His aides know that this is an area where the president wants to be right. In Obama’s view, pronouncing someone’s name or hometown correctly is a simple way of showing respect, they say. It’s a sort of baseline diplomacy. That’s particularly so in foreign relations, where aides say the president will privately practice pronouncing a leader’s name a number times before saying it publicly.It's this frame that makes some of the president's actions troublesome. Take Mr. Obama's decision to direct attending Marines hold hold umbrellas as he and a visiting diplomat spoke on a recent rainy day in Washington D.C.

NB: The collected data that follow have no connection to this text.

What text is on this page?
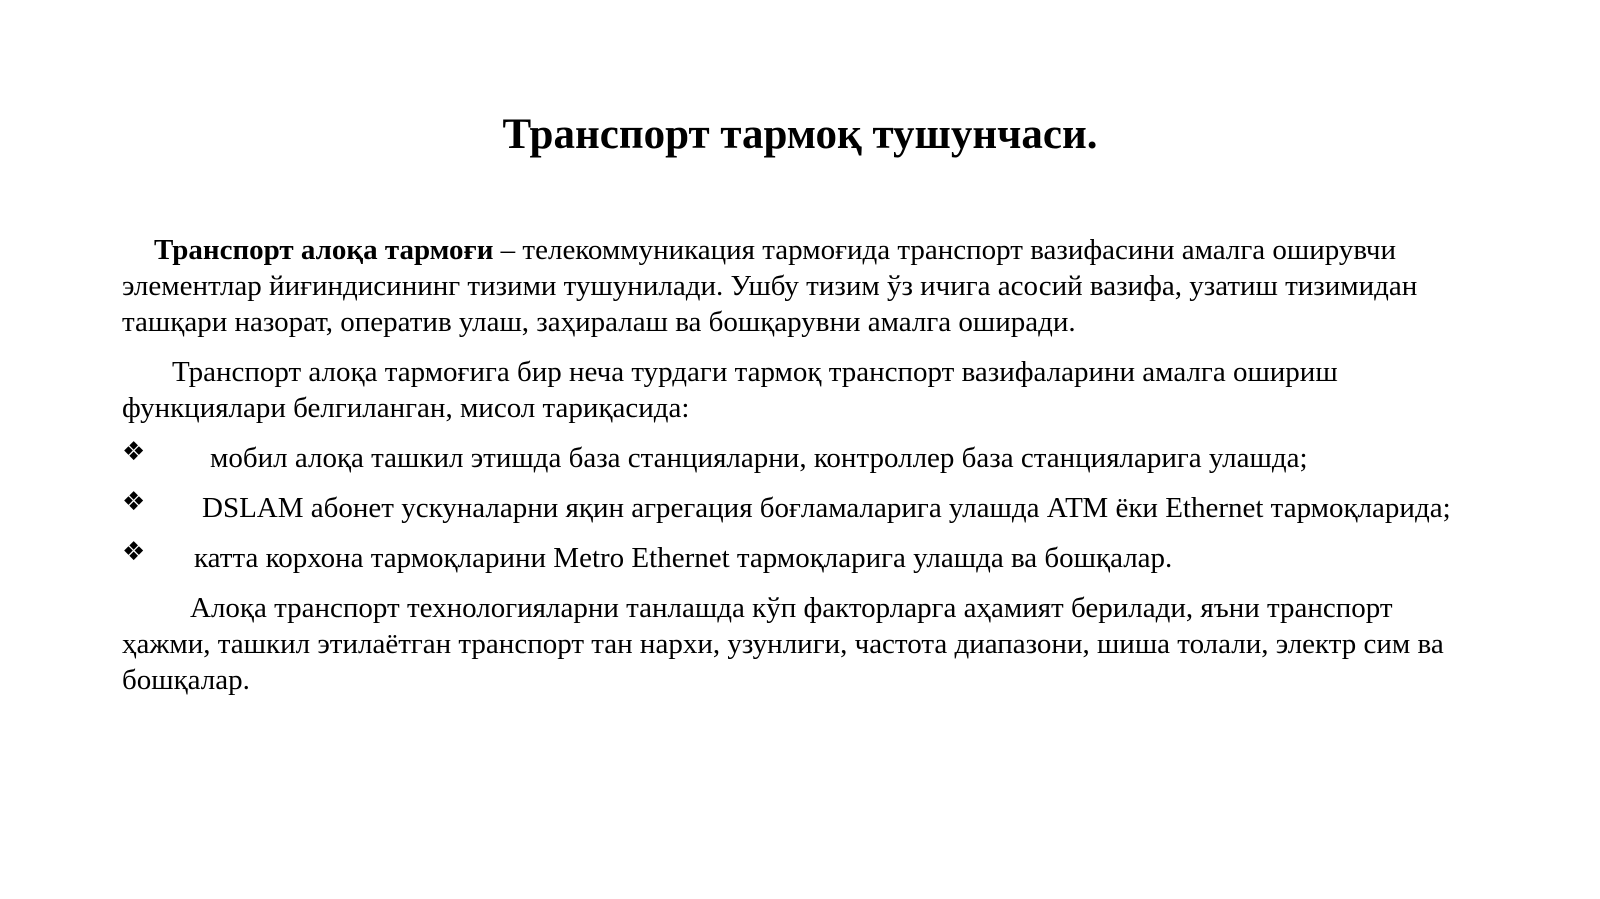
Транспорт тармоқ тушунчаси.

Транспорт алоқа тармоғи – телекоммуникация тармоғида транспорт вазифасини амалга оширувчи элементлар йиғиндисининг тизими тушунилади. Ушбу тизим ўз ичига асосий вазифа, узатиш тизимидан ташқари назорат, оператив улаш, заҳиралаш ва бошқарувни амалга оширади.

Транспорт алоқа тармоғига бир неча турдаги тармоқ транспорт вазифаларини амалга ошириш функциялари белгиланган, мисол тариқасида:

❖ мобил алоқа ташкил этишда база станцияларни, контроллер база станцияларига улашда;
❖	DSLAM абонет ускуналарни яқин агрегация боғламаларига улашда АТМ ёки Ethernet тармоқларида;
❖ катта корхона тармоқларини Metro Ethernet тармоқларига улашда ва бошқалар.

Алоқа транспорт технологияларни танлашда кўп факторларга аҳамият берилади, яъни транспорт ҳажми, ташкил этилаётган транспорт тан нархи, узунлиги, частота диапазони, шиша толали, электр сим ва бошқалар.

We have a commander-in-chief concerned about pronouncing Pakistan correctly but not concerned about respecting Marine tradition. It's about respect.
The president's defenders tried to flip it around:
So what was the grave transgression? It seems that Marines (except, bizarrely and somewhat patronizingly, female Marines) are not supposed to carry umbrellas, according to military tradition. Fine, but in fact, they weren't carrying them in the sense that they weren't holding them over their own heads – they were protecting the president (which, in fact, is part of their job while at the White House). Also, the president is the commander-in-chief, and while that is not strictly a military rank, he does outrank the servicemembers there to protect him. That's the point.The president outranks the U.S. soldiers attending his functions. That's the point. He can have them bend and shine his shoes on the spot if he chooses.
No, that's not the point. It's about respect.
More recently, Mr. Obama repeatedly referred to British dignitary George Osborne as "Jeffrey." The president apologized, offering that he was confusing the dignitary with his favorite R&B singer, Jeffrey Osborne.
Pakistan. Umbrella. Jeffrey Osborne.
It's about respect. Who and what does the president respect? He's either very careful about showing respect or he is not.